Cost-effective Intervention for the Prevention of Cardiovascular Events
There has not been much evidence on the cost-effectiveness of approved interventions for the prevention of cardiovascular events among individuals with chronic coronary syndrome (stable coronary artery disease) or symptomatic peripheral artery disease at risk of cardiovascular complications in Finland. Soini et al. studied the cost-effectiveness, cost-utility, value of information, and economic value-added (EVA) of rivaroxaban when prescribed in combination with acetylsalicylic acid.

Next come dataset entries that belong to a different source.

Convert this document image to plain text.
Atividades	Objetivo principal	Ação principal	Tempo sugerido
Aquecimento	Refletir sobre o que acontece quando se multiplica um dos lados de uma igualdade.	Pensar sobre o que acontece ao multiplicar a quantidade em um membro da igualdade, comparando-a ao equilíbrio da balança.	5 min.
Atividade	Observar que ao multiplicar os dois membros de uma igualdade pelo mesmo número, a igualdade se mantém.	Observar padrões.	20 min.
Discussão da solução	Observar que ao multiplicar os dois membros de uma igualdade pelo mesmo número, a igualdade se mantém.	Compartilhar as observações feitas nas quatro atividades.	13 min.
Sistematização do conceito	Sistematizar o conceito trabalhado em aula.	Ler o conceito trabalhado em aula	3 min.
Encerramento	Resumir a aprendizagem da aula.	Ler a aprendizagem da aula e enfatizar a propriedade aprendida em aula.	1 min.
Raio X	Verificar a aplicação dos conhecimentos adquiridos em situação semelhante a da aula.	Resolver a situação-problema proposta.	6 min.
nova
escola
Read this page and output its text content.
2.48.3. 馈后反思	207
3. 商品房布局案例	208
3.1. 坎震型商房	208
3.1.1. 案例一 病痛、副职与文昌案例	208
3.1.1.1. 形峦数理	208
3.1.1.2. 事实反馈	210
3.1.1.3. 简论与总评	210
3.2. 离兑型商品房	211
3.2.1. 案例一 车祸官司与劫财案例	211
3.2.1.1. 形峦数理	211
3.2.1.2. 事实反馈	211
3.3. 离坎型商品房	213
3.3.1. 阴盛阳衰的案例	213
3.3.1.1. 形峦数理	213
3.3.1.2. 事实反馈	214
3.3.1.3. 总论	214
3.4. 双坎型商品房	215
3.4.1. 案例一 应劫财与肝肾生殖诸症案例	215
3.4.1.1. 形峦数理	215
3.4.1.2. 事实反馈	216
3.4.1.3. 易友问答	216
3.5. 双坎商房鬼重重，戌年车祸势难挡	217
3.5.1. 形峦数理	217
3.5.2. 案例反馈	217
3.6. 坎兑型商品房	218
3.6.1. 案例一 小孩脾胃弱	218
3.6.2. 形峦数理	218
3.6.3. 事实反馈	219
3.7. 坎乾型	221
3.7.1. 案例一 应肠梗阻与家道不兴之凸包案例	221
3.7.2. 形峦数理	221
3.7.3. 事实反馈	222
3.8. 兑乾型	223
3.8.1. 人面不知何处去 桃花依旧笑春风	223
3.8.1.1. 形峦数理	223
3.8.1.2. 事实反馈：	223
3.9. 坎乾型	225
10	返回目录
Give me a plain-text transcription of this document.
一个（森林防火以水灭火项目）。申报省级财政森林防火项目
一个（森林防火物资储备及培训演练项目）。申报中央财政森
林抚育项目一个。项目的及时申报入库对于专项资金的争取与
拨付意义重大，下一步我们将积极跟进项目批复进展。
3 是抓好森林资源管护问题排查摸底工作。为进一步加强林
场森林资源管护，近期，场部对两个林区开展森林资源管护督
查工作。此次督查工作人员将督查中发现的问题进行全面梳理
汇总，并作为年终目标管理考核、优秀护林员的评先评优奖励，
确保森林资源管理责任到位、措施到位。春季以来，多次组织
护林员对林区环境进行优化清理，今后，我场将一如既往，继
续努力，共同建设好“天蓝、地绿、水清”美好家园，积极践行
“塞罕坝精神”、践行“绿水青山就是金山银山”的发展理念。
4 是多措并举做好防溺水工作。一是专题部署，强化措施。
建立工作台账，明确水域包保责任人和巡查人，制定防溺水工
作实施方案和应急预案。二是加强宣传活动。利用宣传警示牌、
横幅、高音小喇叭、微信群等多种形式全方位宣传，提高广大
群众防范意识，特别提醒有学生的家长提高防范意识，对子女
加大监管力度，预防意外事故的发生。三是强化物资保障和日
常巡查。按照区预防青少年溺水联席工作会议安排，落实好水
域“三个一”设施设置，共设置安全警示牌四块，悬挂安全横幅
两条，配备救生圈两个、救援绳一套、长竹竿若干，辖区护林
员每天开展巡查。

The study also included method developments:
- EVA is a new method which combines both the monetary gain (benefit) and opportunity cost (risk) of intervention and can be presented as EVAC (economic value-added curve).
- Future decisions of drug treatment initiation can be modelled by predicting e.g. the pharmaceutical market and costs of events for the decision year. Here, the prediction of future was beneficial for the intervention.
- PICOSTEPS principle was also applied for the sensitivity analysis content development.
In line with the clinical rationale, the researchers set out to examine if intensified antithrombosis with rivaroxaban 2.5 mg twice daily in addition to acetylsalicylic acid 100 mg once daily (intervention) would be cost-effective compared to antithrombotic treatment with acetylsalicylic acid alone (comparator) in the comprehensive health economic evaluation setting. It was found that rivaroxaban was cost-effective and produced added value in the Finnish setting when used in addition to acetylsalicylic acid irrespective of the analyzed patient subgroup.